Bishops praise Belgian-born Sister Emmanuelle for life of charity

PARIS – Catholic bishops in France and Belgium have praised the veteran charity worker Sister Emmanuelle, who died Oct. 20 just before her 100th birthday.

At her funeral Oct. 22 in Notre Dame Cathedral, Cardinal Andre Vingt-Trois of Paris said Sister Emmanuelle’s personality and use of the media “made her an emblematic figure.”

“But the authenticity of her service showed itself in her capacity to gather all kinds of people behind her work,” he said of the Notre Dame de Sion nun.

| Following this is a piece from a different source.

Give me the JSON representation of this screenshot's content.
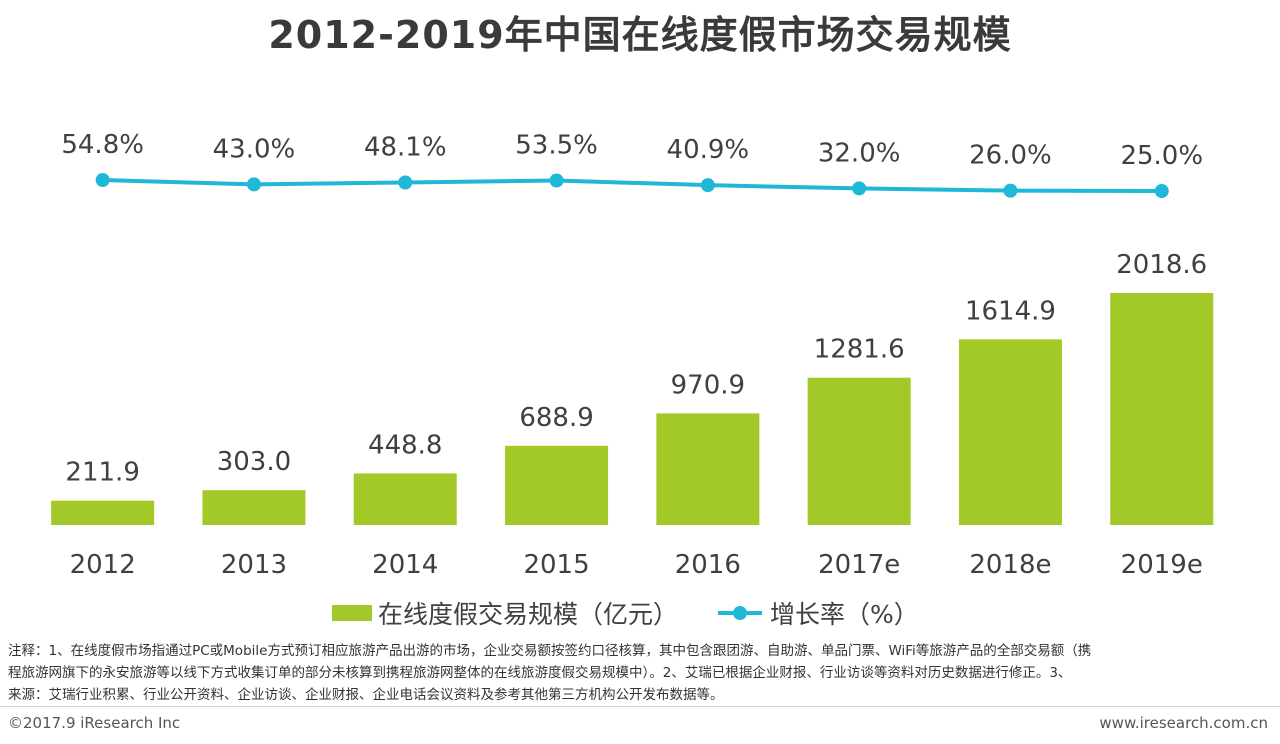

In an Oct. 20 statement, the Paris-based Friends of Sister Emmanuelle said the nun had died peacefully in her sleep of natural causes in her order’s retreat house in Callian, in southeastern France.

The Belgian bishops’ conference said in a statement on its Web site: “For almost a century, this great lady radiated generosity and contagious enthusiasm throughout the world. Her life invites us to increase solidarity in times of trial and reminds us it is love which saves the world.”

Sister Emmanuelle was buried Oct. 22 in the Notre Dame de Sion cemetery in Callian.

In 1971 at the age of 63, Sister Emmanuelle went to live among garbage collectors outside Cairo, Egypt, building schools and dispensaries and promoting Jewish-Muslim dialogue.

“She understood that to love those needing food to survive meant being linked with them through her lifestyle, by sharing their misery and encouraging them to get out of it,” said Cardinal Vingt-Trois. “She became a ragpicker among ragpickers, plunging without exit into a solidarity of destiny with those who have nothing and are distrusted by all.”

Born into a well-off family in Brussels, Belgium, she became a nun in 1929 after studying philosophy at France’s Sorbonne University. She worked at a Catholic high school in Istanbul, Turkey, in the 1930s.

Sister Emmanuelle – who was noted for unorthodox views, including support for contraception and married clergy – publicized the plight of the world’s poor after returning to France in 1993.

Widely compared to Blessed Mother Teresa of Calcutta, India, and Abbe Pierre, the founder of the Emmaus Community in France, she was voted one of France’s most popular people, as well as the fifth “greatest Belgian” in 2005.